Consolidation of arbitrations arising under multiple years and layers of the same reinsurance program continues to be a hot topic in the federal courts. Consistent with the current trend in U.S. Supreme Court and other circuit court decisions, the U.S. Court of Appeals for the Third Circuit ruled in a reinsurance dispute involving asbestos losses arising under multiple years and layers of two separate reinsurance programs that the procedural issue of consolidation should be decided in the first instance by the arbitrators and not the court.
In this case, the insurer’s asbestos losses were ceded to certain Lloyd’s reinsurers under two reinsurance programs – a Comprehensive Catastrophe Excess of Loss Treaty consisting of six contracts covering different time periods between 1972 and 1985 and several layers and a Special Casualty Contingency Excess of Loss Treaty consisting of two contracts covering different time periods between 1974 to 1982. When the reinsurers failed to pay these losses, the cedent sent two arbitration demand letters, one for each program. In response, the reinsurers filed two actions in New Jersey federal district court, one for each reinsurance program, seeking an order that there must be a total of eight separate arbitrations because none of the contracts provided for the consolidation of these arbitration proceedings.
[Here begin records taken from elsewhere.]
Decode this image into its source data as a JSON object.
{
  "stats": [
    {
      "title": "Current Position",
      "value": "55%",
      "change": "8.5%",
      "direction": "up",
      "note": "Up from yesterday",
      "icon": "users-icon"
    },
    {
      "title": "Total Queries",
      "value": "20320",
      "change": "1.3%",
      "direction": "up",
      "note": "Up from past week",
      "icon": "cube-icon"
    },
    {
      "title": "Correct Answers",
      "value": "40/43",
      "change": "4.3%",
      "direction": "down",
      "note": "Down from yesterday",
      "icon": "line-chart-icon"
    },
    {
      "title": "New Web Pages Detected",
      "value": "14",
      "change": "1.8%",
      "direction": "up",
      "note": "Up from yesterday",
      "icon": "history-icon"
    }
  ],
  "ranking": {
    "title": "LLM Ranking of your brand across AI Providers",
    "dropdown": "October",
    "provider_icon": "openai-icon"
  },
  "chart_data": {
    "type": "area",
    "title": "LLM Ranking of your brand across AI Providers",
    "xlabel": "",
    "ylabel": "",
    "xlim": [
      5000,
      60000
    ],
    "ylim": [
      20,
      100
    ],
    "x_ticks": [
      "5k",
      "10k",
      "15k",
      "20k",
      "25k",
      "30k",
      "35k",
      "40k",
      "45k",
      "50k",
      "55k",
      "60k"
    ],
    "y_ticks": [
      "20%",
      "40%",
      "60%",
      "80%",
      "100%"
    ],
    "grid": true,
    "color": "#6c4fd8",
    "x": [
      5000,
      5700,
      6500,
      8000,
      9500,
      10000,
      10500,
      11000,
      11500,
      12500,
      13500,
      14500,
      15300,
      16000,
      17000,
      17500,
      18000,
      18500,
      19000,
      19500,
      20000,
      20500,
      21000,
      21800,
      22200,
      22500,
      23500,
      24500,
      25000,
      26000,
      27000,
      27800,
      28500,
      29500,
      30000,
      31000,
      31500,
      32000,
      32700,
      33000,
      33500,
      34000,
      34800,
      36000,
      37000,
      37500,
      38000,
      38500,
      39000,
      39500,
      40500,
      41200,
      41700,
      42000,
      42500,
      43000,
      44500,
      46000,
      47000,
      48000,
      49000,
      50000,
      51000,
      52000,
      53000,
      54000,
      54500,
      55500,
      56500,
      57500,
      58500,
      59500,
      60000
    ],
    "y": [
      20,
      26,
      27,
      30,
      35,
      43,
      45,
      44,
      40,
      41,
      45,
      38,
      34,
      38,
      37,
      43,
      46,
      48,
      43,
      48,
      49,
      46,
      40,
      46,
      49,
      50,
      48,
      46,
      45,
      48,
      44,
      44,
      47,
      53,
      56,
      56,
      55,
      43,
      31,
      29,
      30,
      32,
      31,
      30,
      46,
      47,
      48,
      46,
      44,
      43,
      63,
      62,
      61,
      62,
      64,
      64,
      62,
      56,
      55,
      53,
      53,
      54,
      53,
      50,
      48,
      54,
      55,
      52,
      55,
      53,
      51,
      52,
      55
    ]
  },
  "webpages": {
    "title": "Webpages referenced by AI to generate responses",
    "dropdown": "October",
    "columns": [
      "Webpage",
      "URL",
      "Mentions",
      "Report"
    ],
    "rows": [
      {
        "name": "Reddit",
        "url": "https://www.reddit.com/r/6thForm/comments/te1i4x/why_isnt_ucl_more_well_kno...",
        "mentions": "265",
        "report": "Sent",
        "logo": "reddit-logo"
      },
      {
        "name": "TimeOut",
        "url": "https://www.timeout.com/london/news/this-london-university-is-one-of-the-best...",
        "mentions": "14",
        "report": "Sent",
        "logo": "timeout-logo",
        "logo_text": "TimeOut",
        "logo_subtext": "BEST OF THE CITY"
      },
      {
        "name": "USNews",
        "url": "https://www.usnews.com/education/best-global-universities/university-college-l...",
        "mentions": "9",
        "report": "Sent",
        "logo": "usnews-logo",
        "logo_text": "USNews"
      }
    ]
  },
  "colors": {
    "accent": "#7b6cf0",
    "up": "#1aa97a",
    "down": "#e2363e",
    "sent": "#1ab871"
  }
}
Hearing the reinsurers’ two pending lawsuits together, the district court concluded that the issue of consolidation must be decided by an arbitrator, not the court, and issued an order denying the reinsurers’ petitions and granting the cedent’s cross-motions to compel arbitration. It directed the reinsurers to appoint a single party-arbitrator in response to each one of the cedent’s two arbitration demands and for the parties to identify a single umpire in response to each arbitration demand, all without prejudice to the reinsurers applying to each arbitration panel for the same or similar relief they sought in the court proceeding and to each respective panel’s power to grant that relief. The reinsurers appealed to the Third Circuit.
Seeing no reason why this procedural issue should not be resolved in arbitration, the Third Circuit affirmed the district court’s order concluding that the question of consolidation was for an arbitrator to decide, citing as precedent two U.S. Supreme Court decisions, Howsam v. Dean Witter Reynolds, Inc., 537 U.S. 79 (2002), and Green Tree Financial Corp. v. Bazzle, 539 U.S. 444 (2003), both of which involved procedural issues other than consolidation. The Third Circuit observed:
“As in Green Tree, the question here is ‘not whether the parties wanted a judge or an arbitrator to decide whether they agreed to arbitrate a matter,’ but rather ‘what kind of arbitration proceeding the parties agreed to.’ In this case, the parties agree that they agreed to arbitrate the matter – the question is merely whether they agreed to individualized or consolidated proceedings as a matter of procedure. Therefore, ‘any doubt’ here about the ‘scope of arbitrable issues should be resolved in favor of arbitration.’” [Citations omitted.]
By affirming the district court’s order, the Third Circuit required the parties to proceed with two separate tripartite arbitrations, with each panel deciding for itself whether there will be one or multiple arbitrations under the two reinsurance programs.
Certain Underwriters at Lloyd's London v. Westchester Fire Insurance Co., 489 F.3d 580 (3rd Cir. 2007).